The first important change is that the data we are storing needs a key; if we have a basic type like a string or number then the value itself can be the key and if we have a more complex class, then we need to define a key in that structure or we need to build a unique key for each item.
The second change is a way to compare those keys which is crucial for the performance of the data structure. Numbers are easiest since we can easily compare which is larger and smaller.
The third and final change is the way we store the items; the left node's key will always be smaller than the parent nodes key and the right node's key will be larger than the parent node.
As an example, here is a BST using just numbers as keys:
Note that all nodes to the left are smaller than their parent and all parents above that.
So, why should we care about a BST? We should care because searching is really performant in it as each time you move a depth down, you eliminate approximately 50% of the potential nodes.
So, for example, if we wanted to find the item in our example with the key 66, we could start at the root (50) and move right. At that point, we have eliminated 8 possible nodes immediately. The next is to the left from the node with the 70 (total possible nodes removed 12). Next is to the right of the node with the value of 65, and then to 66 to the left of 67. So we found the node with 5 steps.
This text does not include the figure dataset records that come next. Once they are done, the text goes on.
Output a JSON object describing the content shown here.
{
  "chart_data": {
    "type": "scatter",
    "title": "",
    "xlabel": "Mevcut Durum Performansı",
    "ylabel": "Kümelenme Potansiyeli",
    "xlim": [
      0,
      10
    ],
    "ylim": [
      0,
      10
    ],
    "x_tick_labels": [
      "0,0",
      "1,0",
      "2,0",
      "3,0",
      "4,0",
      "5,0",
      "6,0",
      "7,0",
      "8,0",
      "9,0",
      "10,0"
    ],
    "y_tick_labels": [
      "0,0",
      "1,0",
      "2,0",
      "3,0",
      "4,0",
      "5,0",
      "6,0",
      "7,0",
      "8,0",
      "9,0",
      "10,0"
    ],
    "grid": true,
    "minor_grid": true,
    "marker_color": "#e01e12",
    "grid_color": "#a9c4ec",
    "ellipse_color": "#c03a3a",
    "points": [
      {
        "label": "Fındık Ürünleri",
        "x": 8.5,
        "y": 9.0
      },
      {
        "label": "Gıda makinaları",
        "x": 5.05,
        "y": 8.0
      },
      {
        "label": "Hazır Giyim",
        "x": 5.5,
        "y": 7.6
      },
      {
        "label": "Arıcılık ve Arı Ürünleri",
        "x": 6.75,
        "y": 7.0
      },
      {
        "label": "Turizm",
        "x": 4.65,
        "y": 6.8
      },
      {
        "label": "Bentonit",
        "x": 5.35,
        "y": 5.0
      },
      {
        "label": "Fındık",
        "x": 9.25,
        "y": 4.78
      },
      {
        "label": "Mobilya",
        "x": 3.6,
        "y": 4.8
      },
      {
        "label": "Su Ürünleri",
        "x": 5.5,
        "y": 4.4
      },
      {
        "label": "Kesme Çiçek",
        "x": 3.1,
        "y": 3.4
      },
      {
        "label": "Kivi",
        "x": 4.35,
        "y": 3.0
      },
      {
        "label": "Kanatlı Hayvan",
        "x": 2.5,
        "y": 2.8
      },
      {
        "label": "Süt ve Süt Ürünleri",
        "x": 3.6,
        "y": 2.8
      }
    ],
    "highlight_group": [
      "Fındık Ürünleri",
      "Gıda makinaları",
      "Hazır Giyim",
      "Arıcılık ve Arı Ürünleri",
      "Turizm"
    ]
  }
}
Going to Big O Notation, this means we achieved a performance of close to O(log n). It is possible to have a worst case of O(n), when the tree is not Optimal or Unbalanced.
Balanced versus Unbalanced
In the above example we have a binary search tree which is Optimal, i.e. it has the lowest depth needed. Below we can see a totally valid BST; Each child node is to the right of the parent because it is bigger than the parent.
This, however, will result in a O(n) search performance which is not ideal. The solution is to rebalance the BST and for our example above we can end up with multiple end states (I'll show two below). The key takeaway is that we go from a depth of 5 to a depth of 3.